Bardin Ranchette Road in Putnam County was paved with money from the Better Place Plan. Yvonne Parish/WUFT News
“Our concern is that the way it is being put across, they’re trying to have it voted on at an election which is expected to have a small turnout,” Owens said. “They’re going to slip it in without educating the public.”
Flagg, however, said he sees more benefits in having the renewal on the April 7 ballot.
“The difference between this time and the previous time is the previous time you were trying to sell the unknown and make some promises,” he said. “This time around we have a track record of what we have done.”
He said the commissioners wanted to save the county from a ballot that was lengthy and from the issue becoming a stand-alone, which would lead to problems with cost and turnout.

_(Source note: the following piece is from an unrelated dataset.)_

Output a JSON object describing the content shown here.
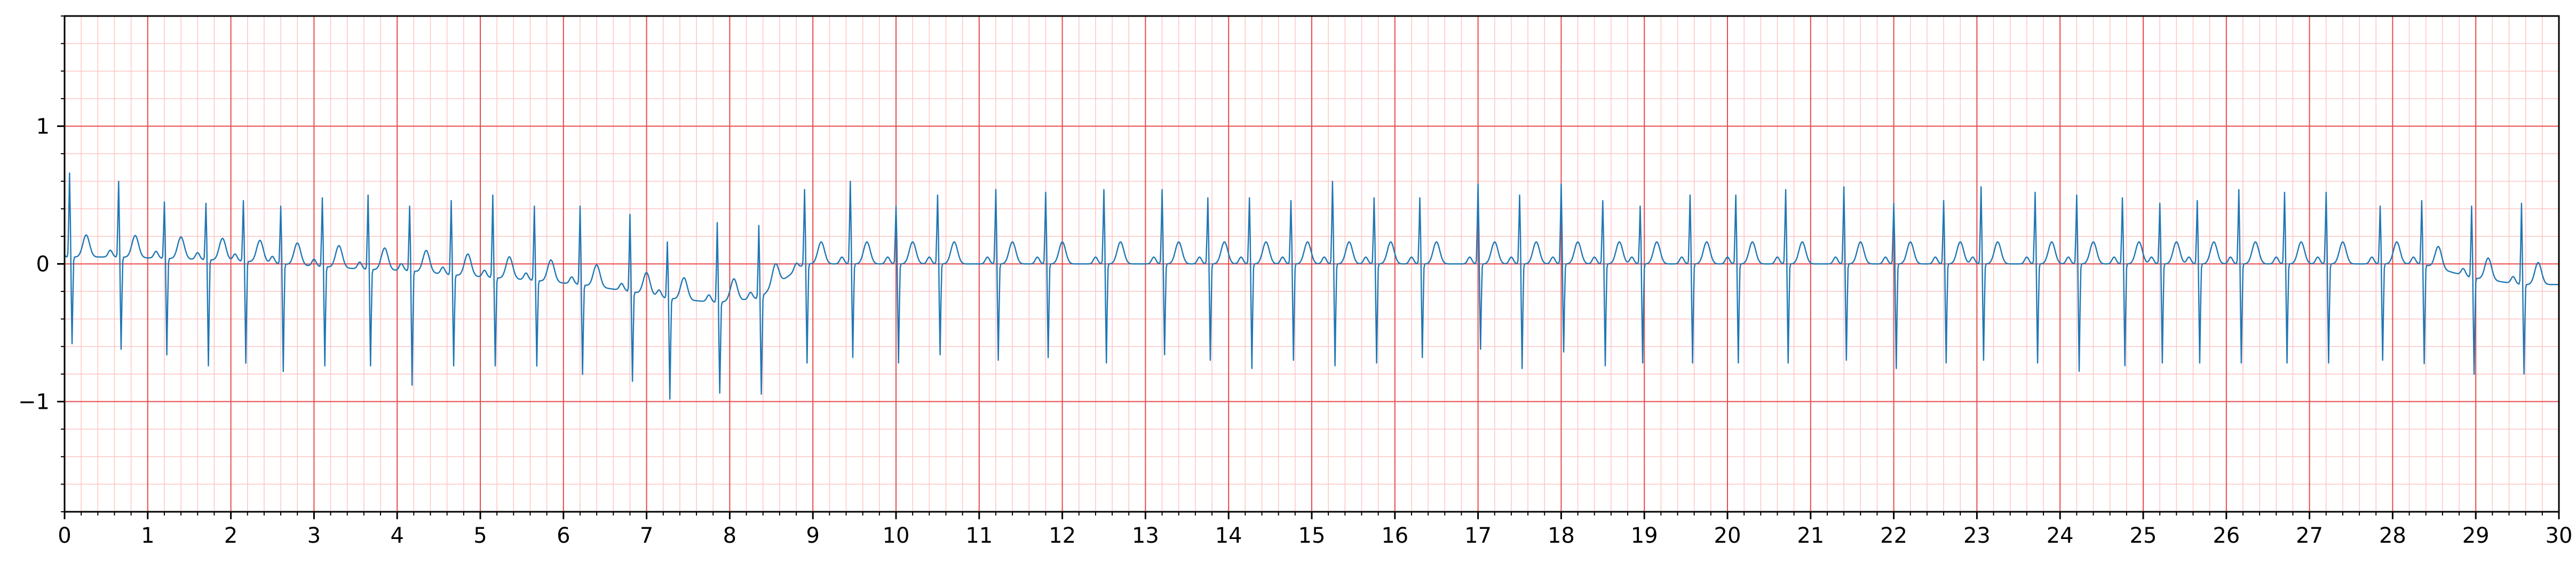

Even without the plan changes, some people like Craig Sherar, from East Palatka, said the plan is useless without a clear path.
“Why are we paving roads that we’ve abandoned?” he asked. “You need to come up with some kind of objective standard so we know the mistakes in the past won’t be repeated.”
But Ben Bates, a Putnam County business owner, said all the changes he’s seen from the plan have been positive.
“It’s one of the few (plans) that the government has implemented that every penny has been spent exactly the way that it has promised to have been spent,” he said. “It’s been a big boost for our county, and it has allowed the county to make some improvements that otherwise haven’t been made without it.”